Boredom, like stir-craziness, is a state of mind. 

And each of us have the ultimate power to change our state of mind. 

It made me think of Nelson Mandela doing his most profound inner spiritual, emotional, and mental work while he was physically imprisoned in a tiny jail cell for twenty-six years. We all have the power to not only embrace our circumstance, but to transcend it in order to flourish independently of any external force, mandate or decree. 

No one else has the ability to shackle our minds, incarcerate our hearts, or tether our spirits. NO ONE. 

It is so important to acknowledge our restlessness—to let our feelings speak, beat their chest—and then take that vital information for what it truly offers:  the opportunity to feel better. When we finally become aware, then acknowledge how we truly feel in the present moment, we automatically sync that vital information with our point of power. And it is only then that we are able to do something about it; it is only then that we are able to take steps to change it for the better. 

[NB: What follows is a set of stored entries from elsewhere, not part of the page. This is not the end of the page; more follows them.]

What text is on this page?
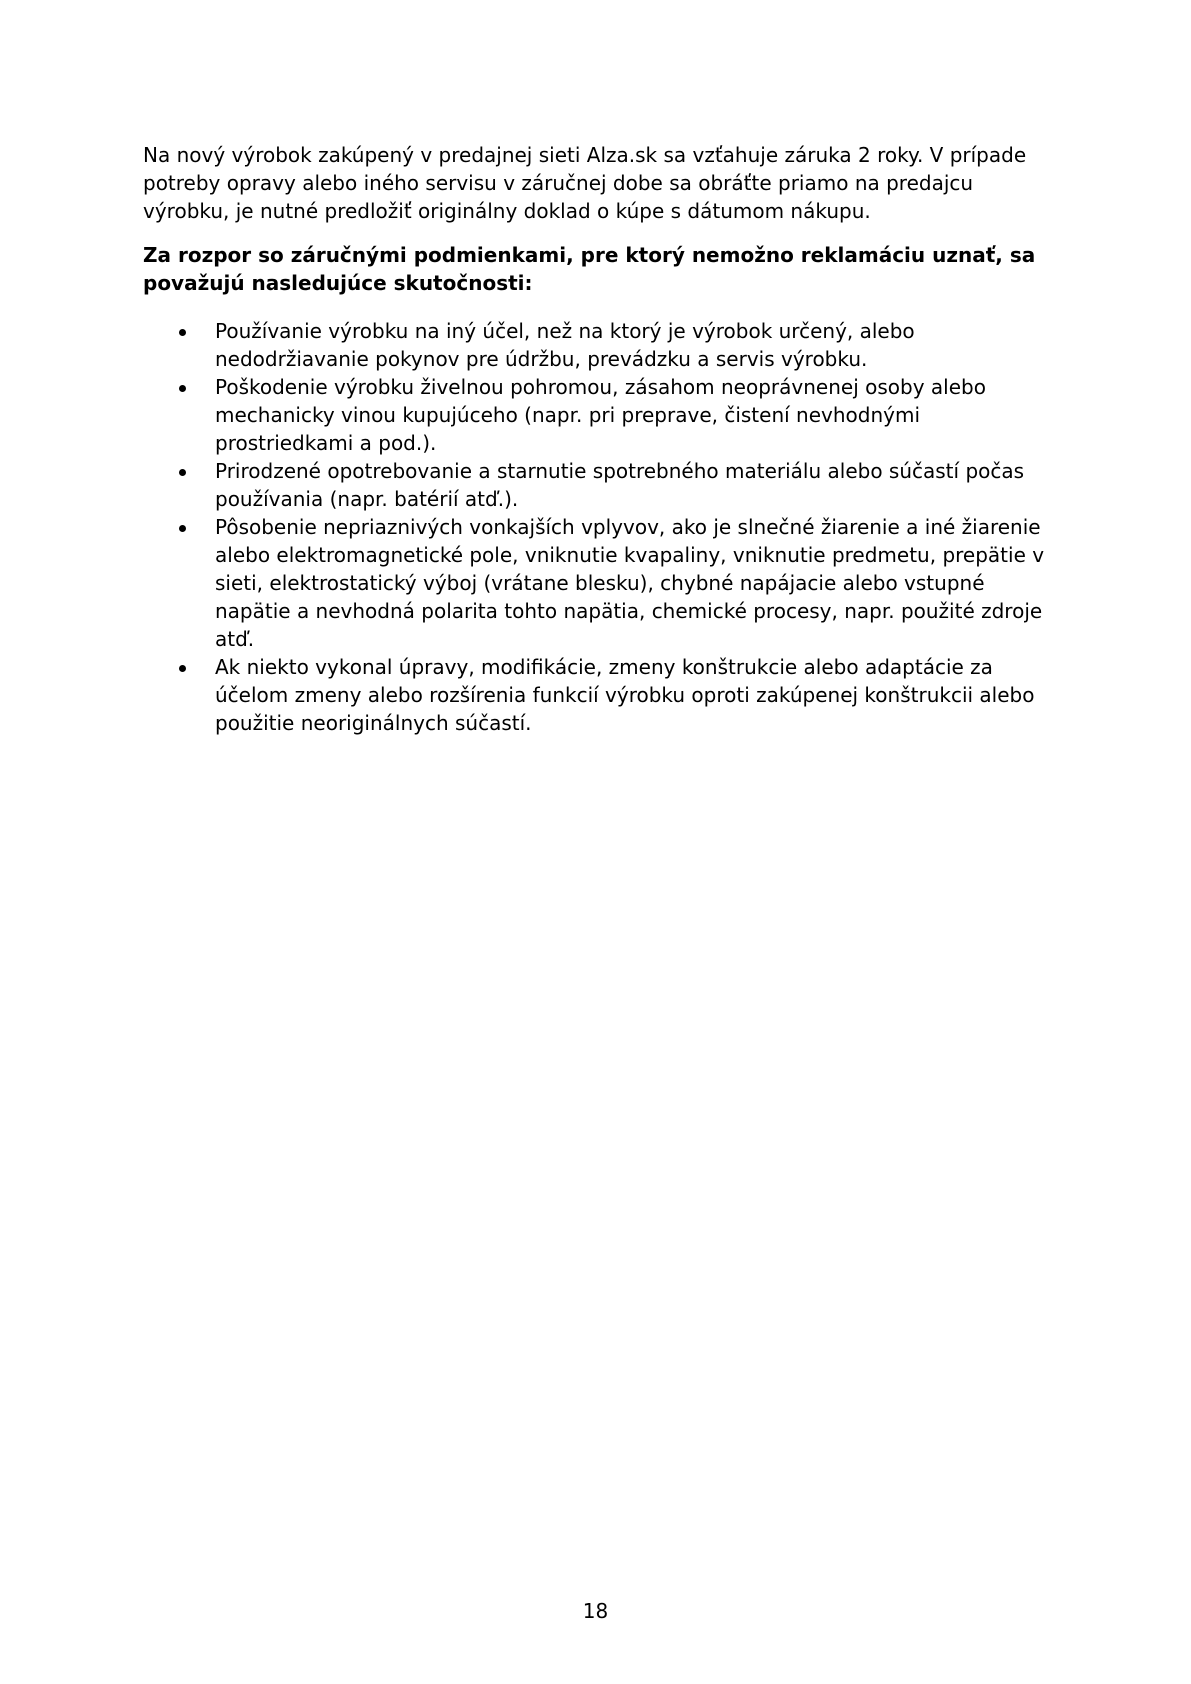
Na nový výrobok zakúpený v predajnej sieti Alza.sk sa vzťahuje záruka 2 roky. V prípade potreby opravy alebo iného servisu v záručnej dobe sa obráťte priamo na predajcu výrobku, je nutné predložiť originálny doklad o kúpe s dátumom nákupu.

Za rozpor so záručnými podmienkami, pre ktorý nemožno reklamáciu uznať, sa považujú nasledujúce skutočnosti:

Používanie výrobku na iný účel, než na ktorý je výrobok určený, alebo nedodržiavanie pokynov pre údržbu, prevádzku a servis výrobku.
Poškodenie výrobku živelnou pohromou, zásahom neoprávnenej osoby alebo mechanicky vinou kupujúceho (napr. pri preprave, čistení nevhodnými prostriedkami a pod.).
Prirodzené opotrebovanie a starnutie spotrebného materiálu alebo súčastí počas používania (napr. batérií atď.).
Pôsobenie nepriaznivých vonkajších vplyvov, ako je slnečné žiarenie a iné žiarenie alebo elektromagnetické pole, vniknutie kvapaliny, vniknutie predmetu, prepätie v sieti, elektrostatický výboj (vrátane blesku), chybné napájacie alebo vstupné napätie a nevhodná polarita tohto napätia, chemické procesy, napr. použité zdroje atď.
Ak niekto vykonal úpravy, modifikácie, zmeny konštrukcie alebo adaptácie za účelom zmeny alebo rozšírenia funkcií výrobku oproti zakúpenej konštrukcii alebo použitie neoriginálnych súčastí.
18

Right now, in this unique timeout from our usual daily routines, we have the beautiful gift of time. We have the unfettered opportunity to breathe, quiet our usual chattering minds, and GET PRESENT. We have the brilliant opportunity to focus internally, get in touch with what we are feeling, what we are thinking, and what we most desire. We have the invaluable opportunity to raise our own personal awareness...and from that mindset, heartset, soulset, we can begin to feel better and better and better. No matter where we are in the world.